Thermal shock resistance of nanocomposites reinforced concrete pier shape structures: Presenting hybrid deep neural networks to obtain properties of construction and building materials under high temperature

Within a structural system, the load-bearing columns hold significant importance as well as being susceptible to damage. The destruction of piers can result in partial failure or possibly catastrophic gradual collapse of the structure, leading to considerable casualties and substantial economic damage, as demonstrated by the unintentional detonation of 2750 tons of Ammonium Nitrate in the city of Beirut, Lebanon. The ability of columns to withstand severe loads and maintain little deflection is crucial for the survival of the bridge construction and the safety of its occupants. So, this work introduces graphene nanoplatelets (GPLs) as a nanocomposite reinforcement to improve the critical positions of the concrete piers subjected to thermal shock loading as the main part of bridge construction.
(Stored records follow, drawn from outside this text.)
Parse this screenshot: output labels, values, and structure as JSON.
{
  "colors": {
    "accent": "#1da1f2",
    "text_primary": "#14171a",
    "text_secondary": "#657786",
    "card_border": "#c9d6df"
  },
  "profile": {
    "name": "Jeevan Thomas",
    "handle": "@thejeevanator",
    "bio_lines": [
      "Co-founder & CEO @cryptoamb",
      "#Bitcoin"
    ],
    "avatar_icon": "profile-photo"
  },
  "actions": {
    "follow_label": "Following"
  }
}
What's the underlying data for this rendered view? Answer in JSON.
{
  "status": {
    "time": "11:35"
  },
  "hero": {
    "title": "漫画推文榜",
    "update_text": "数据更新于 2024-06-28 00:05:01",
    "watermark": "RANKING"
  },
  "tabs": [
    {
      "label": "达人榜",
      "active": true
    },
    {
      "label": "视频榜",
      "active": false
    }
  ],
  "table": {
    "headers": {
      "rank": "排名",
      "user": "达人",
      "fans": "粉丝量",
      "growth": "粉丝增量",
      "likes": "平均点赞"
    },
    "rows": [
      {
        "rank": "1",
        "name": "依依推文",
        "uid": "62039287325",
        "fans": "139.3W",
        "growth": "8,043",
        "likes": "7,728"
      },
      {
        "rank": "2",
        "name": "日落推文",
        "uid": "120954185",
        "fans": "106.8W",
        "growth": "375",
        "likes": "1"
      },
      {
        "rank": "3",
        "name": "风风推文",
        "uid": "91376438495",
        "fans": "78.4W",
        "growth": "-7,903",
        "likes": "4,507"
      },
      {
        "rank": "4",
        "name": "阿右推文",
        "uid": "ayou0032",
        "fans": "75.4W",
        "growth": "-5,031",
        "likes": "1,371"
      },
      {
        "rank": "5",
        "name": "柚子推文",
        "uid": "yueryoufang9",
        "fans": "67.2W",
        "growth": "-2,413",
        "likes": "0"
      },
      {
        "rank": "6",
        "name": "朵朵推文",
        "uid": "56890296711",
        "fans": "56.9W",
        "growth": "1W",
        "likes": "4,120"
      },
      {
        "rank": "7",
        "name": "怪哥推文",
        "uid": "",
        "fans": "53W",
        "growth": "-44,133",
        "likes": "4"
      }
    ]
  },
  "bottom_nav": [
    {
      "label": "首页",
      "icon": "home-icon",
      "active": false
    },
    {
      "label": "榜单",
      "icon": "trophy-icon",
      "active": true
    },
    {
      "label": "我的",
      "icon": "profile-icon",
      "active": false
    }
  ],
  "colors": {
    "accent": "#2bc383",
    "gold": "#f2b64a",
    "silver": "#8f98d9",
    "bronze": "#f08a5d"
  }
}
Using mathematical modeling of the bridge pier subjected to external thermal shock, the governing equations of this kind of applicable structure are obtained. For extracting the results, the differential quadrature method (DQM) and the Laplace transform approach are used to solve the governing equations of the problem. In this work, at first, using presented hybrid deep neural networks, the material properties of the current concrete bridge pier subjected to external thermal shock via a dataset in the open literature is presented. After obtaining the thermo-mechanical properties of the current concrete bridge pier, the results are presented. The results show that relaxation time, thermal shock loading, and residual stresses have important roles in the bending properties of the bridge pier structures.